The article “Drugs, caffeine, chemicals found in Lake
Michigan worry researchers” written by Keith Matheny on September 27, 2013 from
the Detroit Free Press, talks about
how the discovery of chemicals from medicines and personal care products in
Lake Michigan two miles offshore is a rising concern for scientists.
Pharmaceuticals and personal care products, or PPCP’s,
which had previously gone unstudied, have started to get some attention from
researchers because they have been found offshore in Lake Michigan. The
University of Wisconsin-Milwaukee’s School of Freshwater Sciences conducted a
study looking for 54 different types of PPCP’s in Lake Michigan of which 32
were found in the water and 30 were found in the sediment.
Lots of caffeine and antibiotics were found in
concentrations of “’medium’ or ‘high’ ecological risk”. Scientists are worried
that these levels of PPCP’s in the lake could affect the health of organisms
living in it.
These PPCP’s are coming from wastewater plants around Lake
Michigan. Businesses use these to get rid of any waste material and chemicals from
their products. The original argument for using wastewater plants in Lake
Michigan was that the lake is so big that it would dilute the PPCP’s into “undetectability”.
However, the recent study proves that to be false which causes concern for not
only Lake Michigan, but also for the other Great Lakes with wastewater plants.
Another problem is that there is not just one chemical in
the lake; there is a wide variety. A study was performed on fathead minnows that
involved exposing one group of male minnows to two kinds of PPCP’s found in
Lake Michigan, and one group of males to only one kind of PPCP for 28 days. The
minnows that were exposed to both PPCP’s had reduced testosterone, but nothing
happened to the group that was exposed to only one.
Scientists are still unsure of the effects that these
low-level PPCP’s have on different types of organisms and even humans. Until
this is known, not much will be done to try to help this problem. The Muskegon
Wastewater Management System said, “’We don’t do anything specific for them —
we have our treatment that’s in place’ for sewage ‘and that’s all they get.’”

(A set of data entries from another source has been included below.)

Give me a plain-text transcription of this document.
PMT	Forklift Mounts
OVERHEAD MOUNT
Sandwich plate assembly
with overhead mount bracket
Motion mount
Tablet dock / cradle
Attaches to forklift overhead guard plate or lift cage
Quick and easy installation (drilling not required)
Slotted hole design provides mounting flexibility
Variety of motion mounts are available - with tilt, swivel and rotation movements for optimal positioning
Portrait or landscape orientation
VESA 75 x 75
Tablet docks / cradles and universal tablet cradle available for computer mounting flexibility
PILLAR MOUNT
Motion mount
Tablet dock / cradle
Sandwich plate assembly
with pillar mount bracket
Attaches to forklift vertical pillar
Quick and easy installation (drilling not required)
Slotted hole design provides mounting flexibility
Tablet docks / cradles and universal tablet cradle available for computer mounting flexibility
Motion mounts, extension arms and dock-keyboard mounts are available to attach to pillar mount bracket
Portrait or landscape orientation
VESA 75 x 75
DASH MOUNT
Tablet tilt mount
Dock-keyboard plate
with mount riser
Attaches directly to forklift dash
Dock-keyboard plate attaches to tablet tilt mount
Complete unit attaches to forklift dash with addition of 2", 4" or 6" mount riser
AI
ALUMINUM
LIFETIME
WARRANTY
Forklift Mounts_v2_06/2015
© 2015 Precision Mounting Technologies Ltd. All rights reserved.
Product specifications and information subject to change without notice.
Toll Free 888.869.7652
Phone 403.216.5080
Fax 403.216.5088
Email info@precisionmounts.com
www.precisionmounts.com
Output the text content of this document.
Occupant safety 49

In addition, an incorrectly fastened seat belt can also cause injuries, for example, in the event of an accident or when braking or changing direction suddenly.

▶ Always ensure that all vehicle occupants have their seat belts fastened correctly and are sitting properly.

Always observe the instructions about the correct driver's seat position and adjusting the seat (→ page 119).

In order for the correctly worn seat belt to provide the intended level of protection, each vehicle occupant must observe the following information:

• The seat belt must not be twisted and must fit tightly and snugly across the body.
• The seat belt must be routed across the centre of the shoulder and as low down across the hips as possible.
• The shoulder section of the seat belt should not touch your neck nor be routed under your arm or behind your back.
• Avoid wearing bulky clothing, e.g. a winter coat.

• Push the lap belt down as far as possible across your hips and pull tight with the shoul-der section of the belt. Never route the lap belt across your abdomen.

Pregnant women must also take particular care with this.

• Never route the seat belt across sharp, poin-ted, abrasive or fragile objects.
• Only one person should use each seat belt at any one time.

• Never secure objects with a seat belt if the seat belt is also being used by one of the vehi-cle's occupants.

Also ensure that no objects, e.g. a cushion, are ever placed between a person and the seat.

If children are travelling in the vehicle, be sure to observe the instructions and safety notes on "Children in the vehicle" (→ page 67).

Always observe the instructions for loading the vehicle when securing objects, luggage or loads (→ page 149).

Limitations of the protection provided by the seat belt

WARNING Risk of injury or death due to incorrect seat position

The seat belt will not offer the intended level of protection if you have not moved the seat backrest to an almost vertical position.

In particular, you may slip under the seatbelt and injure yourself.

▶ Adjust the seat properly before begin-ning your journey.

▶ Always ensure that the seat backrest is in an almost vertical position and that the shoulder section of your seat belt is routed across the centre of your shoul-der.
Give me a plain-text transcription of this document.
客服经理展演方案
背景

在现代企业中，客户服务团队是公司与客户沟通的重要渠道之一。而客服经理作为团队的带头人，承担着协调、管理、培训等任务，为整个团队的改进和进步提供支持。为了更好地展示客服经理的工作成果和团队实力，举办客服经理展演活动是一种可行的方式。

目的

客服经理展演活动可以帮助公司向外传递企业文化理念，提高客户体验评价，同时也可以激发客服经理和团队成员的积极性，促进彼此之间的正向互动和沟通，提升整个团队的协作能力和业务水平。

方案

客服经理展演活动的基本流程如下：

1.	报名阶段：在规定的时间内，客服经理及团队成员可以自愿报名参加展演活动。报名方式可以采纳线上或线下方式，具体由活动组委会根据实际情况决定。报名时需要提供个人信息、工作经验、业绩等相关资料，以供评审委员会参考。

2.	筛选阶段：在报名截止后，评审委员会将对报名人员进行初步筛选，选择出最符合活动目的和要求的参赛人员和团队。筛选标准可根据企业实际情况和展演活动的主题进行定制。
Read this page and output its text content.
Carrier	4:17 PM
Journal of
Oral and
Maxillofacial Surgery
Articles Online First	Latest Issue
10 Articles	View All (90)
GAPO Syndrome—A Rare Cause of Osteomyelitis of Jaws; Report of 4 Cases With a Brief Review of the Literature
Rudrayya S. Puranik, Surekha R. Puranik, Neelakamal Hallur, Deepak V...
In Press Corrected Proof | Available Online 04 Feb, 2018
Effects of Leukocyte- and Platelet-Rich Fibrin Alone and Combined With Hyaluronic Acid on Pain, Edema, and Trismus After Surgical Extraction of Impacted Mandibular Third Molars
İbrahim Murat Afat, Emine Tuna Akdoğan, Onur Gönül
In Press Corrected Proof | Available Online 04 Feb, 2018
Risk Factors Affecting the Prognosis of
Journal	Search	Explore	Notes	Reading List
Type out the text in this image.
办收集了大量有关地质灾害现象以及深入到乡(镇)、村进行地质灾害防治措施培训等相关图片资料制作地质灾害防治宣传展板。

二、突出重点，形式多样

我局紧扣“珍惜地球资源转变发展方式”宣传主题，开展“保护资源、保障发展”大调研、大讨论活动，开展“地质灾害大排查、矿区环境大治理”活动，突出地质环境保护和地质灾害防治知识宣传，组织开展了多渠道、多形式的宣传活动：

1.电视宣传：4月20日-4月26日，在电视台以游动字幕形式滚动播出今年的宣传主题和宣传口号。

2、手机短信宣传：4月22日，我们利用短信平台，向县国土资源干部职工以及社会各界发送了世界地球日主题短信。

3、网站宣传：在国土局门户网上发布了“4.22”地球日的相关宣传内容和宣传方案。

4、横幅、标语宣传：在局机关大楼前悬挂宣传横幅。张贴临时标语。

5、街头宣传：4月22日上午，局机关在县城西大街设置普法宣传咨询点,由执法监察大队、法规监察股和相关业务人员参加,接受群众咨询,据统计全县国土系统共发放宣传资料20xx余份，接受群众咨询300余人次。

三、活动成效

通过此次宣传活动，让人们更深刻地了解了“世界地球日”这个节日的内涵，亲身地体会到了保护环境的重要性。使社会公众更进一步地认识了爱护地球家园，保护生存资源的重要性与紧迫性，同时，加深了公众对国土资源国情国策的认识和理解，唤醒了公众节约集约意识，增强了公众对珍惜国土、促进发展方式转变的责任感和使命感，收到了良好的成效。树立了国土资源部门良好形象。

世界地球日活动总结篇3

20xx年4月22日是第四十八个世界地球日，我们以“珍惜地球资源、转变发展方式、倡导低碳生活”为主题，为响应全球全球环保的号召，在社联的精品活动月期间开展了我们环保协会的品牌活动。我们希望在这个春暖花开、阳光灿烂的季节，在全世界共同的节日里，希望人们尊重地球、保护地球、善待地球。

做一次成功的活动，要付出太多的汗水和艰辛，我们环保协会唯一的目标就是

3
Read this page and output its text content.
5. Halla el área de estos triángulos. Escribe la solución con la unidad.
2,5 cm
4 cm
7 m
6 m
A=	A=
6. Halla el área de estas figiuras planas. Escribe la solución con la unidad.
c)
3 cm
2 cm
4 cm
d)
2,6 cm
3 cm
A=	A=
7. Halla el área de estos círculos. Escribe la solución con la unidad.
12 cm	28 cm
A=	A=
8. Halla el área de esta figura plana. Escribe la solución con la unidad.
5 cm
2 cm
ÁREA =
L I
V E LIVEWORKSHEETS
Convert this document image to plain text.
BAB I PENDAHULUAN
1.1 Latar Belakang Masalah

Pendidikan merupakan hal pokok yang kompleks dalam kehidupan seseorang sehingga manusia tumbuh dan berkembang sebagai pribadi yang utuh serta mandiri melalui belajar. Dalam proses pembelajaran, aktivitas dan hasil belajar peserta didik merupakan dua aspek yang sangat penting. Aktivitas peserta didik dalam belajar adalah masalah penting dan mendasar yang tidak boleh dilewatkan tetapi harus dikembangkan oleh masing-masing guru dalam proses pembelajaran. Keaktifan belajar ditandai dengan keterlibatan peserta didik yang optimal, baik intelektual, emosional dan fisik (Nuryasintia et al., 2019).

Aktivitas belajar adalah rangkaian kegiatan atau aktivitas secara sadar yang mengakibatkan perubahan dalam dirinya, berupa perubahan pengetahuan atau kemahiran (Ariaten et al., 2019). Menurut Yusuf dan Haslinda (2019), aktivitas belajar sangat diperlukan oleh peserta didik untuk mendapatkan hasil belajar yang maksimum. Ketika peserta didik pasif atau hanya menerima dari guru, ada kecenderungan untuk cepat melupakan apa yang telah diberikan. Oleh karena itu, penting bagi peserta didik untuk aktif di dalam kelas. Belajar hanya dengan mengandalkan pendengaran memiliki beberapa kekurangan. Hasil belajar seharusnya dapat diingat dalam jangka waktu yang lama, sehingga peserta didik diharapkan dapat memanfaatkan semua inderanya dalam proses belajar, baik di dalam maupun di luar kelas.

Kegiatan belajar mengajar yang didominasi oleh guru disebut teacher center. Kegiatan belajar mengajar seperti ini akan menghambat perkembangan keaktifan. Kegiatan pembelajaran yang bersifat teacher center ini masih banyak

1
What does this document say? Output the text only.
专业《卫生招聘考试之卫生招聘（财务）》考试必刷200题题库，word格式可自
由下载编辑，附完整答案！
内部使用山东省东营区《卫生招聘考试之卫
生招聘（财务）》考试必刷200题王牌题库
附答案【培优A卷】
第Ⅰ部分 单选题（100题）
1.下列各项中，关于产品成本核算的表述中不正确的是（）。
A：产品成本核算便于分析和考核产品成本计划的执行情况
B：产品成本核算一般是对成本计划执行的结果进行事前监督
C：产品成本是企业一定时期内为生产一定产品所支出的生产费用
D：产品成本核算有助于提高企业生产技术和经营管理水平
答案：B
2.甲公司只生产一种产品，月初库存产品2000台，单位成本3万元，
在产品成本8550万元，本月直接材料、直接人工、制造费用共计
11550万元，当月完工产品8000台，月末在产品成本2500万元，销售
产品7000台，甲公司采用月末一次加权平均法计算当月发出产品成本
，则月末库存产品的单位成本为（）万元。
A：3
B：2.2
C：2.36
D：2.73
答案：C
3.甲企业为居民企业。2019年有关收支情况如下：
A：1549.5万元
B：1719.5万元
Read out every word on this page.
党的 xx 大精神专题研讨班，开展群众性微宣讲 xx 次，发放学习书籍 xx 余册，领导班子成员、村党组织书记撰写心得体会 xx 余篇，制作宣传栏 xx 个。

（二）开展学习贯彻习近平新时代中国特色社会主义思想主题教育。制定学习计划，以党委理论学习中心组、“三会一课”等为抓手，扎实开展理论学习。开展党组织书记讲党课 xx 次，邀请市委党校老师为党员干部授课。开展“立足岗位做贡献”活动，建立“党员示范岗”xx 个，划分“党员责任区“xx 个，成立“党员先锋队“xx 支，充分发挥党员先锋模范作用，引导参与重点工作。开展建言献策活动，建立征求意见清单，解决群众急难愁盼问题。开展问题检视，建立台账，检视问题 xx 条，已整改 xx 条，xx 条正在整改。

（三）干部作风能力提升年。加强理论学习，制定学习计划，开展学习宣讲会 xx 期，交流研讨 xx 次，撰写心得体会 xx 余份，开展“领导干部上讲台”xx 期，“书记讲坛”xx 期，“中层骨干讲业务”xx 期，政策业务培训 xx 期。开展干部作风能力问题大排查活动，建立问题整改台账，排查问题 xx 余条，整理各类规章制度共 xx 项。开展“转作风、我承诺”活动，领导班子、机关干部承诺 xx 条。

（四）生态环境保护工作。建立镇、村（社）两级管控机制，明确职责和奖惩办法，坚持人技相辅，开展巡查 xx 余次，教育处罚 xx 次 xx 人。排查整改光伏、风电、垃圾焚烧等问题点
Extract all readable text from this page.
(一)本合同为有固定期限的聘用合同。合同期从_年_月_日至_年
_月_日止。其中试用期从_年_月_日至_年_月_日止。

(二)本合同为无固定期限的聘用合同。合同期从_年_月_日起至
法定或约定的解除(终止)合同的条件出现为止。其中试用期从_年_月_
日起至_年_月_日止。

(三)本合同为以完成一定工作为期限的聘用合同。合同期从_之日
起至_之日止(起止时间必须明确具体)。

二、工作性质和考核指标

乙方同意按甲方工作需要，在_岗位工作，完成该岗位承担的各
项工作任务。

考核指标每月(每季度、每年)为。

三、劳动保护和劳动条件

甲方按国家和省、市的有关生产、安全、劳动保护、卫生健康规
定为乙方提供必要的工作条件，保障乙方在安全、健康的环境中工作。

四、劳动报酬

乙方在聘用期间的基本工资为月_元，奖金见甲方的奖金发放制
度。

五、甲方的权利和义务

They are not planning on making any significant changes because of the
discovery of these PPCP’s.
But there is a new treatment technology to take care of the
low-level PPCP’s in the wastewater plants that scientists are urging the
wastewater plants to use. However, the new technology is very expensive, and
some plants find it an impractical use of money and can’t afford it.
I can connect this article to our Biology class because we
are studying biomagnification. Biomagnification is the process by which
contaminants are found at progressively higher concentrations as they pass from
one trophic level to the next in an ecosystem. This means that the contaminants
in the water are eaten by a small organism or producer, and then a bigger animal
eats multiple of those organisms so it has more contaminants in its body, and this
continues up the food chain and the level of contaminants gets higher in each
level. This is what researchers are worried could happen in Lake Michigan that
would affect the health of many organisms.
I see both sides of this argument. I think that the School of
Freshwater Sciences is right in their thinking that there should be new treatments
put in place to try to control the levels of PPCP’s so that they don’t get out
of control and start to biomagnify. However, I also think that the Wastewater
Management System also has a point that it is expensive and a lot of work to
put these new treatments in place. I hope that some of these new treatment
technologies will gradually be able to be put in place in many plants around
Lake Michigan, and that the PPCP levels will gradually decrease.